'Lebenswirklichkeit' keine dritte Wirklichkeit der Offenbarung

23. März 2015 in Deutschland


Kurt Kardinal Koch, Präsident des Päpstlichen Rats zur Förderung der Einheit der Christen, äußert sich kritisch zu Bemerkungen von deutschen Bischöfen über "Lebenswirklichkeiten" als "Quelle theologischer Wahrheitsfindung"


Würzburg (kath.net)
Kurt Kardinal Koch, Präsident des Päpstlichen Rats zur Förderung der Einheit der Christen, hat sich in einem Interview mit der "Tagespost" kritisch über die Lebenswirklichkeit als Quelle theologischer Wahrheitsfindung geäußert. Der Begriff wurde in Deutschland unter anderem von Franz-Josef Bode, Bischof von Osnabrück, verwendet. Kardinal Koch stellte klar, dass man bei der Diskussion sehr genau unterscheiden müsse, da die Tradition stets betont habe, dass "wir in den Zeichen der Zeit auch den Willen Gottes" erkennen können. Auch das 2. Vatikanische Konzil habe bestätigt, dass man in geschichtlichen Entwicklungen den Willen Gottes herausspüren könne.

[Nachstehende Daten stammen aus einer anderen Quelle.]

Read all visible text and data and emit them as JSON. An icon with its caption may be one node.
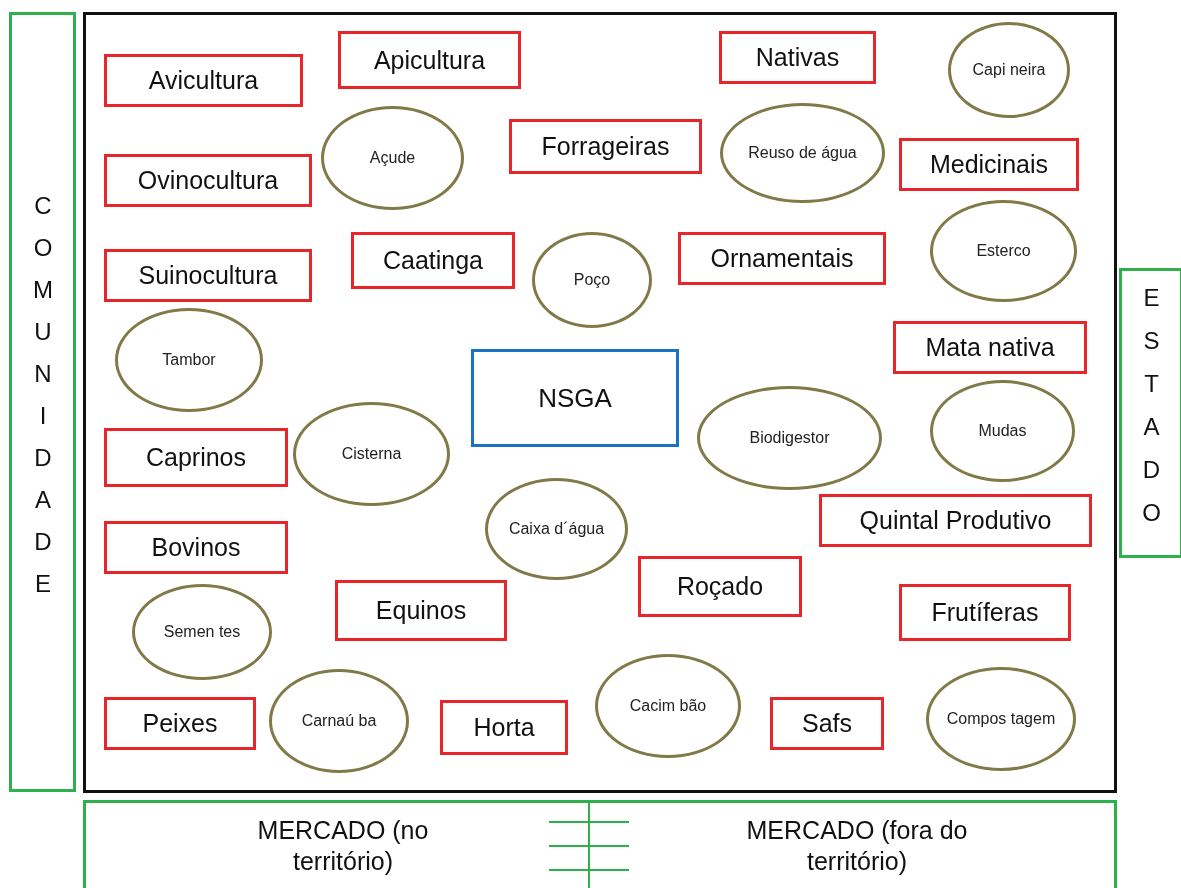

Koch erinnerte aber dann auch daran, dass es in dem Zusammenhang gerade in Deutschland "verhängnisvolle Entwicklungen" gegeben habe. "Denken wir an die „Deutschen Christen“ während der nationalsozialistischen Zeit, die neben der Schrift auch die Nation und die Rasse zu Offenbarungsquellen erhoben haben, wogegen die Barmer Theologische Erklärung (1934) Protest erhoben hat. Da müssen wir sehr genau unterscheiden und sensibel auf die Zeichen der Zeit hören – und auf den Geist, der sich uns in diesen Zeichen offenbart: Was sind Zeichen des Evangeliums? Was nicht?", betonte Koch.

Auf die Frage, welche Bedeutung die Lebenswirklichkeit der Menschen für die Kirche habe, erläuterte der Kurienkardinal: "Die Art und Weise, wie die Menschen den Glauben leben, wahrzunehmen, ist natürlich hilfreich und wichtig, um zu erkennen, vor welchen Herausforderungen die Pastoral der Kirche steht. Aber sie kann nicht eine dritte Wirklichkeit der Offenbarung neben Schrift und Lehramt sein."